しかし、欧米の世俗社会から一歩足を踏み出すと、別の二つの道徳言語が浸透していることに気づくはずだ。その一つ「共同体の倫理」は、「人間はまず、家族、チーム、軍隊、企業、部族、国家など、より大きな集団のメンバーである」という考えに基づいている。この「より大きな集団」とは、それを構成するメンバーの総和以上の現実的かつ重要な実体であり、ゆえに保護されねばならないものでもある。そのなかで人々は、自分に割り当てられた役割を果たさねばならず、そのために共同体の倫理を擁する多くの社会では、義務、上下関係、敬意、評判、愛国主義などの道徳的な概念が発達する。また、「人々は自分で自分の運命を書き記し、自らの目標に向けて邁進すべき」とする欧米流の主張は利己的で危険であり、社会の紐帯を緩めて、誰もが依拠する制度や組織を必ずや解体してしまう考え方だと見なされる。

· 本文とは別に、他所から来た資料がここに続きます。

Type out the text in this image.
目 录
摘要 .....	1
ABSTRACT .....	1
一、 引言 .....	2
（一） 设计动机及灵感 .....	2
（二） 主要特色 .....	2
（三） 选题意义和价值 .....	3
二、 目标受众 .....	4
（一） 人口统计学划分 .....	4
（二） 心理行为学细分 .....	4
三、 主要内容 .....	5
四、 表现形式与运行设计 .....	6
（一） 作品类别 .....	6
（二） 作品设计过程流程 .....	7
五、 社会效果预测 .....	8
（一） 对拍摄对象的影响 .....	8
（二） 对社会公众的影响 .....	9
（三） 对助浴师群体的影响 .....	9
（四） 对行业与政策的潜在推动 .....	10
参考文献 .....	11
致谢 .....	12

「神聖の倫理」は、「人間はそもそも、神聖な魂が一時的に注入された器である」とする考えに基づいている。人は単に意識を備えた動物なのではなく、神の子であり、それ相応に振る舞わなければならない。身体は遊び場ではなく神殿であり、したがって鶏の死骸とセックスしても誰も傷つけず、誰の権利も侵さないとはいえ、そんな行為には及ぶべきではないと考える。なぜなら彼の行為は、自らを貶め、創造主を侮辱し、宇宙の神聖な秩序を乱すからである。かくして神聖の倫理を擁する多くの社会では、神聖、罪、清浄、汚れ、崇高、堕落などの道徳的な概念が発達する。また、世俗的な欧米諸国に浸透している「個人の自由」の概念は、放埒で、快楽主義的であり、動物的な反応を賛美するものとしてとらえられる。

(p. 168 - 170)

 

 欧米を主とする現代社会では個人の行動を罰したり自由を抑圧したりしていいのはミル的な「危害原則」が適用される場合だけであり、モラリズムもパターナリズムも忌避されている。しかしそれはあくまで「自立の倫理」に基づく考え方なのであり、「共同体の倫理」や「神聖の倫理」ではモラリズムやパターナリズムも肯定され得るのだ。

 そして、「アメリカは自立の倫理で動いている」「インドは神聖の倫理で動いている」と割り切れるものではなく、程度差はあれどこの地域にも三つの倫理のいずれもが存在しており、個人はそれを内面化している、というところがポイントだ。アメリカ人であっても自己利益ばかりを主張するとは限らず、コミュニティに気遣いしたり伝統に敬意を払ったりする。また、思慮の浅い消費主義や無分別でだらしのない性的欲望は「自立の倫理」ではまったく否定できるものではないが、それらに対する生理的嫌悪感は多くの人が身につけているのだ。

 当然ながら、「共同体の倫理」や「神聖の倫理」は余所者や少数者に対する抑圧と差別に直結している。共同体の安定を損なったり伝統に変化をもたらしたりする存在は排除すべき存在と見なされるし、同性愛者や一部の障害者などはマジョリティの生理的嫌悪感を引き起こすというだけで人間以下の存在と見なされてしまう。「共同体の倫理」や「神聖の倫理」には平等や基本的人権といった考え方とは相反するところがある点は、ハイトも指摘している通りだ。むしろ、だからこそ、他の二つの倫理と比べてやや不自然な「自立の倫理」こそが現代社会の制度や規範のスタンダードとなるべきである、と論じることもできる。

 ……とはいえ、人々に備わった「道徳感覚」はけっして「自立の倫理」用にチューニングされたものではないこと、理屈や正論がどうであれ「共同体の倫理」や「神聖の倫理」に関連する感覚が多くの人々に備わっていること、それが現代社会における諸々の問題の背景にも存在していること(日本での夫婦別姓反対派とか、アメリカでの中絶反対派とか)は、ゆめゆめ忘れてはならない。倫理や政治に関する議論を勉強して、「自立の倫理」やリベラリズムを頭で理解するだけでなく心の内でも内面化していけばいくほどに、「共同体の倫理」や「神聖の倫理」に基づいて判断している人たちについて理解したり共感したりすることが難しくなり、彼らのことが愚かで邪悪に見えてしまうものだからだ(そして、相手のことを「愚かで邪悪」だと見なしていたら、その相手と議論したり相手を説得したりすることが難しくなるものである)。